Dimana semua transaksi orang Sinaketa dalam ekspedisi mereka telah habis di Dobu, rombongan menerima hadiah perpisahan dan berlayar kembali ke Sinaketa. Di sini mereka menerima tambahan hadiah Kula. Di mana semua tempat yang mereka lewati telah terima hadiah pemberian sebagai hadiah perpisahan. Pada tahun berikutnya, orang-orang Dobuan akan melakukan ekspedisi kembali ke Sinaketa, dan mereka akan menerima beberapa hadiah sebagai ganti kalung yang diberikan sebelumnya, dan diberikan juga beberapa hadiah lain sebagai untuk transaksi Kula di musim berikutnya. Sistem lingkaran Kula ini melibatkan banyak aspek dan melakukan ekspedisi dari satu pulau ke pulau lain secara berkelanjutan. Ekspedisi Kula melibatkan banyak aspek dengan peran dan fungsi masing-masing secara terintegrasi. Studi sistem ekspedisi lingkaran Kula memberikan konstribusi besar dalam studi antropologi. Berdasarkan studi fieldwork Bronislaw Malinoski itu telah memberikan tiga kontribusi penting bagi antropologi. Pertama, Malinowski meletakan fieldwork etnografi yang hidup bersama komunitas dalam waktu yang lama dan mengumpulkan data dari tangan pertama. Kedua, studi lapangan secara mendalam dan holistik. Ketiga, berdasarkan studi itu Malinowski membangun salah satu teori besar dalam antropologi, teori Fungsionalisme Antropologi, (Malinowski, 1961; 1962).

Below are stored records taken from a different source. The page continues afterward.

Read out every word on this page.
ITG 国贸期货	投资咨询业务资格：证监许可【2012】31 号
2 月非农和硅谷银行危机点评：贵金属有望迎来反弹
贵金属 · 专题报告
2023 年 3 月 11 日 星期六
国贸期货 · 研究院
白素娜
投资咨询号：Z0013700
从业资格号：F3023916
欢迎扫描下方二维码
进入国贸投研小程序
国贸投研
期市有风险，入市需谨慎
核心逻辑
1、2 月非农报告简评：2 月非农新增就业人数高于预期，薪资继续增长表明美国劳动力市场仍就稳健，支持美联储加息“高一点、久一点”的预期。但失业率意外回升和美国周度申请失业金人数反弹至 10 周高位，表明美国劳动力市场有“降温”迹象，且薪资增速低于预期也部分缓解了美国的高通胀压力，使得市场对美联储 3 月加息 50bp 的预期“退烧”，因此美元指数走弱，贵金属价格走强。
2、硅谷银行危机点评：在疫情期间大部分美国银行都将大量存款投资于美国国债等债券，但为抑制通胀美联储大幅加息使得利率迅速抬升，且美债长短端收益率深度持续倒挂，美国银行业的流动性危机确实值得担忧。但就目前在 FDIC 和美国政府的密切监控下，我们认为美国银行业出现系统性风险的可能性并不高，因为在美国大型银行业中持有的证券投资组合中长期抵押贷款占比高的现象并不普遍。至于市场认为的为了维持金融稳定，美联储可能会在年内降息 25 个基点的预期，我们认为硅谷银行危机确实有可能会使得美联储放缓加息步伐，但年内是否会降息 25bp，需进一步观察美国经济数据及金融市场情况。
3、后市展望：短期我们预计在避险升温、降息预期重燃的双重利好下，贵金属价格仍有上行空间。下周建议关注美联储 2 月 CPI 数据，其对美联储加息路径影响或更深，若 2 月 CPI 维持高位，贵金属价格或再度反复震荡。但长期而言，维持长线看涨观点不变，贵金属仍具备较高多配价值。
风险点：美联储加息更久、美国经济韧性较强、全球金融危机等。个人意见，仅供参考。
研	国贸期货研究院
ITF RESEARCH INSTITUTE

Bentuk sistem berbagi lain, pesta raya babi suku-suku di dataran Tinggi New Guinea, baik suku-suku di wilayah Papua New Guinea maupun di West Papua. Mereka memiliki pesta raya babi dan sistem distribusi yang mirip dan bahkan sama. Kita bisa lihat studi kasus yang di lakukan oleh Roy Rapaport dalam masyarakat Tsembaga Maring, di Papua New Guinea. Salah satu studi peting, “Pigs for the ancestors: ritual in the ecology of a New Guinea people” (Rapapport, 1984). Dalam buku ini ia menjelaskan hubungan antara populasi babi, kesediaan makanan, ekologi dan ritus. Populasi babi makin banyak, persediaan makanan berkurang, karena masyarakat tidak mampu memberikan makanan ternak babi mereka. Pada sisi lain, populasi babi makin banyak ekologi lingkungan tempat cari makan babi makin kecil, dan tempat berkebun terbatas. Kondisi ini mendorong orang Tsembaga melakukan pesta babi raya dan dibagikan kepada anggota kerabat dan kenalan secara lebih luas. Di sini Rapapport menghubungkan manusia, babi dan banyak aspek lain, ia klasifikasi delapan aspek terkait dengan pelaksanaan upacara pesta babi. Salah satu adalah distribusi dan konsumsi daging babi dalam masyarakat sebagai sebuah sistem berbagi antara kewajiban memberikan dan hak menerima, diantara anggota masyarakat. (Rapapport, 1964: 3-4). 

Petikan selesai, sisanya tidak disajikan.